If anyone asks, I’m only watching three shirtless buff guys work on the neighbour’s roof because home improvement projects are super educational.

@CelebrityChez

I saw an alligator yesterday. At first I wasn’t sure and thought it could have been a crocodile. That is until I saw it later.
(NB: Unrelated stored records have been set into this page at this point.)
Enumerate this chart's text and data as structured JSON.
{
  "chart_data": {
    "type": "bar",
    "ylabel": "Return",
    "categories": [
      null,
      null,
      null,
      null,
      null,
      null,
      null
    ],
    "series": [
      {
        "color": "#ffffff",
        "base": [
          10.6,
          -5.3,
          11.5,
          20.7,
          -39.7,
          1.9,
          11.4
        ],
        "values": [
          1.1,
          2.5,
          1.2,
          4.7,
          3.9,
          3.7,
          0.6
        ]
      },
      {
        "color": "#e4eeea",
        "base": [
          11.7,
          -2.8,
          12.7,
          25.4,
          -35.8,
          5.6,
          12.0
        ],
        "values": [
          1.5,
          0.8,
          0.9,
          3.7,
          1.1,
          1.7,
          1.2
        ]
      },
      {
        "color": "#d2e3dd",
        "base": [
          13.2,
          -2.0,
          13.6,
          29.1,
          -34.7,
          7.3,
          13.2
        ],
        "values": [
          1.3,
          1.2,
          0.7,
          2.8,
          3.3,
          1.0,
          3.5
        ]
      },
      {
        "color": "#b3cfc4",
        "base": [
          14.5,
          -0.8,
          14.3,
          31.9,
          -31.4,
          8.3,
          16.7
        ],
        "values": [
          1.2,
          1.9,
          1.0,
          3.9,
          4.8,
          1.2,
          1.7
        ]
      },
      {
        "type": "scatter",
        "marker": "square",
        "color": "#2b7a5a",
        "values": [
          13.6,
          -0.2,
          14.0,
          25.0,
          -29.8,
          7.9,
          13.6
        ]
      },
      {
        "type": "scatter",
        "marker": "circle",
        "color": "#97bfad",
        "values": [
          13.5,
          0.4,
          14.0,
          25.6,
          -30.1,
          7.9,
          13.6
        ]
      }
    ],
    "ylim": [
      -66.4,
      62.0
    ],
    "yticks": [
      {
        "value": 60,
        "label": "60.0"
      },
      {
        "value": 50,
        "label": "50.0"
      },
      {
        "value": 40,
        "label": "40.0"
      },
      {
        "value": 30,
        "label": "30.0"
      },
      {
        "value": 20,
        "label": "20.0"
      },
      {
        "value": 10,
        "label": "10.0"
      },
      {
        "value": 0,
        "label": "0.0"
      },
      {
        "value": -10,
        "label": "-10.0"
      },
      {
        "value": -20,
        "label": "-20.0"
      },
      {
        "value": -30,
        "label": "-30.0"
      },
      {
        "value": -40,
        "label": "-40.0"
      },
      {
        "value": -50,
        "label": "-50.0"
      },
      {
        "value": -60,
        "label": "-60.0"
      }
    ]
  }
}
Then I knew.

@causticbob

At a job interview “What are your strengths?”
“I’m an optimist and a positive thinker”
“Can you give me an example?”
“Yes, when do I start?”

@roxiqt

Anyone that breaks up with me gets followed around by a gang of feral raccoons with tiny signs that say “Really?” and “Seriously dude?” for at least, a month.

@pleatedjeans

U can give out anything on Halloween it doesn’t have to be candy last year I gave a kid my cable bill it was awesome he paid it & everything

@stephenjmolloy

Cop: “Are you driving under the influence?”
Me: “No.”
Cop: “Say the alphabet backwards.”
Me: “Tebahpla eht.”

@GrantTanaka

son: I don’t think he likes me
wife: your dad just has a hard time showing affection
me: [holding bag of doritos] GOD I LOVE DORITOS

@panmidwest

[chick-fil-a]
EMPLOYEE: can i take your order?
ME: yes, thank you for asking
EMPLOYEE: my pleasure
ME: and thank you for saying it was your pleasure
EMPLOYEE: please don’t do this
ME: oh i’m just getting started

@MarfSalvador

[restaurant]
date: you wanna split the bill?
me: don’t be silly!
date: oh wow thank you
me: for what?

@copymama

Become a parent to discover how angrily you can serve someone crackers.